Voyage is Anthropic's officially recommended embedding provider, and voyage-code-3 is optimized for code-heavy content — the Google Maps docs are ~40% code snippets. Free tier covers 200M tokens, more than enough for a portfolio project.
Why Neon over Supabase?
The stack needed plain Postgres with pgvector, nothing more. Neon's serverless driver works natively in the Vercel Edge runtime, autosuspend keeps the free tier lean, and branching lets me run ingestion experiments without risking prod data.
Why 800-token chunks with 200-token overlap?
Short enough that top-5 retrieval fits comfortably in Claude's context after the system prompt. Overlap prevents chunk boundaries from splitting a code example away from the paragraph explaining it — which was the single biggest quality win during tuning.
Why return 5 chunks, not 10?
Measured on the eval suite: going from 5 to 10 didn't improve citation accuracy but did dilute the model's attention and increased hallucination risk. More context is not always better.
Why cosine similarity, not dot product?
Voyage embeddings are normalized, so cosine is stable across document lengths. The IVFFlat index is built with vector_cosine_ops to match.

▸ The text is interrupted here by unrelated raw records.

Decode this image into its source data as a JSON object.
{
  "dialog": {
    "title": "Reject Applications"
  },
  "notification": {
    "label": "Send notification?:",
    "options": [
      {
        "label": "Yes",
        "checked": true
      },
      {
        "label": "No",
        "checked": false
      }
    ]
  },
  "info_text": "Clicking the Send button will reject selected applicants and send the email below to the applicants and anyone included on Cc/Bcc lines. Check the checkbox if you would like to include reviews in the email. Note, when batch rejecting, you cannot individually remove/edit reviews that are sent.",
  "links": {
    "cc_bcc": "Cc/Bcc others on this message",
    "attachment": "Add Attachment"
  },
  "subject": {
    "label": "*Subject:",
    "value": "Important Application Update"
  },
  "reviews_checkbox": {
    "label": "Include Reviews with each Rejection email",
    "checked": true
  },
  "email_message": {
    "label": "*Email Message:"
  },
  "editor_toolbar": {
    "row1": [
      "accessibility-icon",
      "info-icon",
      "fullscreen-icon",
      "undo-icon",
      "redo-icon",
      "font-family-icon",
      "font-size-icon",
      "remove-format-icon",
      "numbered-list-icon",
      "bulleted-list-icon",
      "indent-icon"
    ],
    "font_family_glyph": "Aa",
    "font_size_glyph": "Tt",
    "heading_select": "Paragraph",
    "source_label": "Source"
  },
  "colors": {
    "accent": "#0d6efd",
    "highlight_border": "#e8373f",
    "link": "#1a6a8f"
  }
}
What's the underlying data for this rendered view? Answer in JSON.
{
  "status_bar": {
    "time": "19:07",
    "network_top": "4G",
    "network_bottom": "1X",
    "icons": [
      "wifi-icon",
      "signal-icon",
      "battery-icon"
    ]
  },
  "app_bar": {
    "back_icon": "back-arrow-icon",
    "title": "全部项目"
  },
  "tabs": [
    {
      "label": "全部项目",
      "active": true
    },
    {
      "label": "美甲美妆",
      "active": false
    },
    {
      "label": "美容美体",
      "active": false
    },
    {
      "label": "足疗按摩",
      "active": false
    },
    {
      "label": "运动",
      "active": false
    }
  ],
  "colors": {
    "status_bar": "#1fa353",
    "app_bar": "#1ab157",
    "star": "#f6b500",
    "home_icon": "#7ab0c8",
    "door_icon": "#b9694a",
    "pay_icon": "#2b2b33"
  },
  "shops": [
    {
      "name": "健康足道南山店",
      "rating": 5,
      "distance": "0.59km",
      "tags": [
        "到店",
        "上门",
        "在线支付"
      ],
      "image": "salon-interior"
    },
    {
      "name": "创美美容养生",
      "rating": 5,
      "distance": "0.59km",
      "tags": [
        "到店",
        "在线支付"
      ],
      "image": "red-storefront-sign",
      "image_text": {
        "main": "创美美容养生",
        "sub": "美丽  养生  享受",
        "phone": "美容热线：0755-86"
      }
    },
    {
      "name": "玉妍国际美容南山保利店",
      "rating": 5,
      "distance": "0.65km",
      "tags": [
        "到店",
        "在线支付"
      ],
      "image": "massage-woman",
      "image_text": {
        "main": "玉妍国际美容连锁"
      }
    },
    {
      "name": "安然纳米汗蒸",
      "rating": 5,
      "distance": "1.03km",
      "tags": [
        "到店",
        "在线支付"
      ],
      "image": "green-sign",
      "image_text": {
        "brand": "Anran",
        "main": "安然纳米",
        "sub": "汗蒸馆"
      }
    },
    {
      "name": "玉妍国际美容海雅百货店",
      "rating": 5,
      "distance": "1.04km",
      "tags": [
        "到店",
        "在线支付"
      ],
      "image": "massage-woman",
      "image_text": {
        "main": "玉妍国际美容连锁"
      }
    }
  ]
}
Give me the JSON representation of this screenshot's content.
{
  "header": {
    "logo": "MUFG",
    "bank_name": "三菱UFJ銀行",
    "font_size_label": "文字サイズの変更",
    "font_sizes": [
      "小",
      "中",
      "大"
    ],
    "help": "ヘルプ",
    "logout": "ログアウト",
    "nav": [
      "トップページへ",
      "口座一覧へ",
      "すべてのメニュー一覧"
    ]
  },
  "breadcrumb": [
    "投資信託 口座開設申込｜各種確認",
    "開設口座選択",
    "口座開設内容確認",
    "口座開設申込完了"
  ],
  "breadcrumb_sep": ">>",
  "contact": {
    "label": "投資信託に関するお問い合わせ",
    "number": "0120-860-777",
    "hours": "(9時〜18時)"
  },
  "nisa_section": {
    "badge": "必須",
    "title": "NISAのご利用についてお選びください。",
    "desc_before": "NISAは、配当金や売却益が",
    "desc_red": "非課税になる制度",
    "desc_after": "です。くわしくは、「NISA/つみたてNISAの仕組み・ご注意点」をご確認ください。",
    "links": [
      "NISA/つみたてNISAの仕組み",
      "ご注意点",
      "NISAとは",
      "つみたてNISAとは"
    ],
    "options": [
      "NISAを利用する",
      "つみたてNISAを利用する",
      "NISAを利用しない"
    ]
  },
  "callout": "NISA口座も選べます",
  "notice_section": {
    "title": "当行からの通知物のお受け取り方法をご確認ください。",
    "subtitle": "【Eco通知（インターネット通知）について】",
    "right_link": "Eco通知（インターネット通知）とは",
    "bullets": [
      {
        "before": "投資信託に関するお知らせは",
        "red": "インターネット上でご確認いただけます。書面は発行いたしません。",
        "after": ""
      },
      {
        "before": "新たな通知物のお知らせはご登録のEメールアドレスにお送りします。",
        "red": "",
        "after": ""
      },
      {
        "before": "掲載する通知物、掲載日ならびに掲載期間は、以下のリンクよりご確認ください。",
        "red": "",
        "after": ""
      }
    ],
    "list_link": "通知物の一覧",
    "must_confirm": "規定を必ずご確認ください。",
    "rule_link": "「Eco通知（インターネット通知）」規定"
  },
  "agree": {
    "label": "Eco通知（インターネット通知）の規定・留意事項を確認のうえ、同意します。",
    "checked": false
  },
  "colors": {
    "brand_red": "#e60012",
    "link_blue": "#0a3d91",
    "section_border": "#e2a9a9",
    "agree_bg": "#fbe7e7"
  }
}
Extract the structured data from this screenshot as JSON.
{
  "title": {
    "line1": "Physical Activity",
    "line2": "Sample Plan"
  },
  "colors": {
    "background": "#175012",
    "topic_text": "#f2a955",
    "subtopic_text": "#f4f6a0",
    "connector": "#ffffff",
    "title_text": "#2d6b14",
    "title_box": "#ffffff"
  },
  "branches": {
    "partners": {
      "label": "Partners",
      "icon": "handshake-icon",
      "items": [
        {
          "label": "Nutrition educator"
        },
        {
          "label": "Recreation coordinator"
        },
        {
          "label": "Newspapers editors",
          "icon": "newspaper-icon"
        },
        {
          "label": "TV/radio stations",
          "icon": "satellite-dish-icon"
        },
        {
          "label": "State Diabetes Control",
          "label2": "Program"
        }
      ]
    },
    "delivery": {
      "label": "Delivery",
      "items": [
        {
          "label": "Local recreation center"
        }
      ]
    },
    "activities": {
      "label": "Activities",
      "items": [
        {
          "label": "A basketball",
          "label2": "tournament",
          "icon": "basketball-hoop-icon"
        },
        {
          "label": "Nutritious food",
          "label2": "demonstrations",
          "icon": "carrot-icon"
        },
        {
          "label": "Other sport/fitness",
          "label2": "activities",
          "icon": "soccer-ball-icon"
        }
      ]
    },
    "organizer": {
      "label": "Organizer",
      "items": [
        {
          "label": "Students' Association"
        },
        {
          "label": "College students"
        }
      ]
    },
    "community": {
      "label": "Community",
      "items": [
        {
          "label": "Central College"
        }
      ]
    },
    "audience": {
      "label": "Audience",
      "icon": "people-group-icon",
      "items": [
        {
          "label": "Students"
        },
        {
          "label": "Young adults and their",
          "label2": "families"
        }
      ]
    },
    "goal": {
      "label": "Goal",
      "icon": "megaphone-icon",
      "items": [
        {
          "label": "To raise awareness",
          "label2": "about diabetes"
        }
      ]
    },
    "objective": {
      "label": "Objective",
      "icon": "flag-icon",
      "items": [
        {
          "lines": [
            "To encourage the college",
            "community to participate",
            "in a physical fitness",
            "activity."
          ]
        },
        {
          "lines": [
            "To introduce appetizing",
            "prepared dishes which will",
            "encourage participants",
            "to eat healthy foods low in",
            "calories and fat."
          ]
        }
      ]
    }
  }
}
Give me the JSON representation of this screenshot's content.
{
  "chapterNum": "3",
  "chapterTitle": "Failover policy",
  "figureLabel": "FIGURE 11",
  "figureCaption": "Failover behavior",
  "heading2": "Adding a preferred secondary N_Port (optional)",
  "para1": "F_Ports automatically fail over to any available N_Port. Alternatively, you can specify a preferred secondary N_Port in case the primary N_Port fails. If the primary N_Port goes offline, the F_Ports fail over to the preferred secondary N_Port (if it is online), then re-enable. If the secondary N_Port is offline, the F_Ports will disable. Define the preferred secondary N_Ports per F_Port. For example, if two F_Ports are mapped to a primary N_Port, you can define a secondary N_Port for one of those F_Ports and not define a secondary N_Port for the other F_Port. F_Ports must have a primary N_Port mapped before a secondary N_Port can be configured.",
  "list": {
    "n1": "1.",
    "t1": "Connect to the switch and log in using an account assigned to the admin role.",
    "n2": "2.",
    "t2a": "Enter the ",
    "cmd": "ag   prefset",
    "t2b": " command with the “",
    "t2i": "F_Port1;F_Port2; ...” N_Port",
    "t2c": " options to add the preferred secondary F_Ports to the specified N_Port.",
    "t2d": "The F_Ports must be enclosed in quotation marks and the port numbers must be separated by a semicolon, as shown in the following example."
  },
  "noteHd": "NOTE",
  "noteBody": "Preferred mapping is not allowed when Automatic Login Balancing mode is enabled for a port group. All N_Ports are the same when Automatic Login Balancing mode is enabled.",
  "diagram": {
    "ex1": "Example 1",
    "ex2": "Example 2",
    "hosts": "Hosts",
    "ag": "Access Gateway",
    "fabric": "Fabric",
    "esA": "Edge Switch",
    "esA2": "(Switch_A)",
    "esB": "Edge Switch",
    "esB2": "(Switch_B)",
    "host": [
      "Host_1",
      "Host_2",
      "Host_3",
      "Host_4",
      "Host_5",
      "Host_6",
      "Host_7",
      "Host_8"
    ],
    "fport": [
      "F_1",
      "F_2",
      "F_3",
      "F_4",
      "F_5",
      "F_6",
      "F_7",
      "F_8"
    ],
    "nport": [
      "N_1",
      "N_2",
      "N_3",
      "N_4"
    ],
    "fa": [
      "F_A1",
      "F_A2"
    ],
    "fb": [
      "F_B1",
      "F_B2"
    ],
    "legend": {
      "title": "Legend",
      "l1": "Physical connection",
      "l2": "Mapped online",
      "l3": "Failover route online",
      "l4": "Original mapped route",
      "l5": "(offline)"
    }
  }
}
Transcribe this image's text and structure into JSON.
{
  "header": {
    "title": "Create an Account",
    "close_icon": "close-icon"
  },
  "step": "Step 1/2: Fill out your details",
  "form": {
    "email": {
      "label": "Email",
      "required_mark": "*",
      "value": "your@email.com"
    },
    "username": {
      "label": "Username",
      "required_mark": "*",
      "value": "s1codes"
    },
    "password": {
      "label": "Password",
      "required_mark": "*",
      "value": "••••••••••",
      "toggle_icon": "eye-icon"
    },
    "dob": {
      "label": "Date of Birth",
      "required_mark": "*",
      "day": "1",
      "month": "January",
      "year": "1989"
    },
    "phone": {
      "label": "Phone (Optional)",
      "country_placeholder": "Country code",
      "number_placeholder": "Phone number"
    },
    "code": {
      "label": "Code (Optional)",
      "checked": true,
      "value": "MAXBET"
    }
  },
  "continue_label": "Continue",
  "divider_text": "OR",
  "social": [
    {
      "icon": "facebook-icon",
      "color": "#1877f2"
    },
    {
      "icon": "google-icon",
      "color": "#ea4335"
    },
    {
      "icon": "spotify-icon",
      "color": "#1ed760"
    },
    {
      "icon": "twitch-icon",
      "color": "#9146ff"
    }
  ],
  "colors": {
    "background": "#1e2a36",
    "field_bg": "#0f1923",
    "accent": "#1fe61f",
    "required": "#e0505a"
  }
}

What guards against hallucination?
Three layers: (1) the system prompt explicitly instructs refusal when retrieval is empty, (2) the eval suite includes adversarial questions like 'Google Maps Holographic API' to catch regressions, (3) the Sources Used panel in the UI makes it trivially obvious to the user which chunks the model consulted.
Quality is measured
Every change to the system prompt, chunking, or retrieval parameters is evaluated against 12 golden questions — covering happy-path retrieval, out-of-scope refusals, and hallucination bait. See /evals in the repo.